Reuters’ın diplomatik kaynaklara dayandırdığı habere göre, AB ülkeleri arasında Ukrayna’ya 40 bin ila 100 bin askerden oluşabilecek bir barış gücü konuşlandırılması gündemde.
Bu plan, ateşkes veya barış anlaşması sağlanması durumunda devreye alınacak. Tartışmaların, Fransa Cumhurbaşkanı Emmanuel Macron liderliğinde sürdürüldüğü ifade ediliyor.
Barış Gücü Kapsamı: AB, Ukrayna’daki istikrarı sağlamak ve güvenliği garanti altına almak için Avrupa barış gücünü kullanmayı planlıyor.
Batılı askeri kaynaklara göre, böyle bir operasyonun başarısı için 100 bin askere ihtiyaç duyulabilir. Alternatif bir değerlendirme, 40 bin askerin yeterli olabileceğini öne sürüyor.
Askeri Katkılar: Fransa, Almanya, Polonya ve İngiltere’nin en büyük katkıyı yapması bekleniyor. AB’nin planları, bu ülkelerden sağlanacak askeri birliklerle şekillenebilir.
Liderlik ve Süreç: Macron, bu fikri ilk kez bahar aylarında gündeme getirdi. 7 Aralık’ta gerçekleşen bir toplantıda, ABD’nin yeni başkanı seçilen Donald Trump da bu seçeneği desteklediğini belirtti. Şu anda İngiltere, Fransa, ABD ve Ukrayna’nın yanı sıra diğer Avrupa ülkeleri de bu tartışmalara dahil.
Rusya’nın Tepkisi
Rusya, bu planlara temkinli yaklaşıyor. Kremlin Sözcüsü Dmitry Peskov, bu tür girişimlerin “barış gücü kapsamında tartışılabileceğini” ifade etti.

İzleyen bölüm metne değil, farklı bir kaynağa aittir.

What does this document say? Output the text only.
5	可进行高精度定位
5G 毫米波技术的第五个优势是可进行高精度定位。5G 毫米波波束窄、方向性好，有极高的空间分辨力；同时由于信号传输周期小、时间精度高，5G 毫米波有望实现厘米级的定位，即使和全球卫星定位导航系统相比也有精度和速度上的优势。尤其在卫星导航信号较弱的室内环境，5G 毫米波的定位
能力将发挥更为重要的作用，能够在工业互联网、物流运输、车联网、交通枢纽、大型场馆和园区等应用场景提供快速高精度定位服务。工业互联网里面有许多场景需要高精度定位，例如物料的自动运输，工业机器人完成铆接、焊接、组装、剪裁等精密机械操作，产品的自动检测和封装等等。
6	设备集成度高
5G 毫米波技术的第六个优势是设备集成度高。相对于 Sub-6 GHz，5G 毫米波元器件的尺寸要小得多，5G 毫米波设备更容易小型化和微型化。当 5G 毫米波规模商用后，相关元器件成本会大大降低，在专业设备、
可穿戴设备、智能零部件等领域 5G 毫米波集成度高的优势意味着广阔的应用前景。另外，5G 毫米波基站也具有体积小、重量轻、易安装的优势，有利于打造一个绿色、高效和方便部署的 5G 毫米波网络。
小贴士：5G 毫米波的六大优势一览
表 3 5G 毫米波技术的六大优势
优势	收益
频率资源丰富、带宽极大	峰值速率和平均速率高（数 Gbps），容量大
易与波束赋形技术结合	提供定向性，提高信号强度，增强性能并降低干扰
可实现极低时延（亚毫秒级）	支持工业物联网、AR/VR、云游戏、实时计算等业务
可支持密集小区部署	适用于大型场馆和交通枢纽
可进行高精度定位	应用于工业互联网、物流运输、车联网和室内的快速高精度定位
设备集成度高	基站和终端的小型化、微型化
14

Ancak, Moskova’nın temel yaklaşımı, ateşkes yerine barışın sağlanması yönünde.
Rusya Dış İstihbarat Servisi (SVR), kasım ayında yaptığı bir açıklamada, NATO’nun Ukrayna’ya 100 bin barış gücü göndermeyi planladığını ve bu girişimin çatışmayı dondurma ve Kiev’i ilerideki bir “intikam” için hazırlama amacı taşıdığını öne sürdü.
Rusya’nın Barış Koşulları
Haziran ayında Rusya Devlet Başkanı Vladimir Putin, Moskova’nın barış görüşmeleri için şartlarını şu şekilde sıralamıştı: 1. Ukrayna birliklerinin Donbass, Zaporojye ve Herson bölgelerinden çekilmesi, 2. Bu bölgeler ve Kırım’ın Rusya’nın bir parçası olarak tanınması, 3. Ukrayna’nın NATO’ya katılmaktan vazgeçmesi ve nükleer silahsız statüsünü onaylaması, 4. Batı yaptırımlarının kaldırılması.
AB’nin Ukrayna’ya barış gücü gönderme planı, bölgedeki gerilimi dindirmek amacı taşıyor gibi görünse de, Moskova’nın bu girişimi nasıl karşılayacağı belirsizliğini koruyor.
NATO’nun ve Batı’nın desteklediği bir barış gücü, Rusya tarafından tehdit olarak algılanabilir ve diplomatik gerilimi artırabilir.
Bu süreçte, taraflar arasında uzlaşmaya dayalı bir çözüm sağlanması kritik önem taşıyor.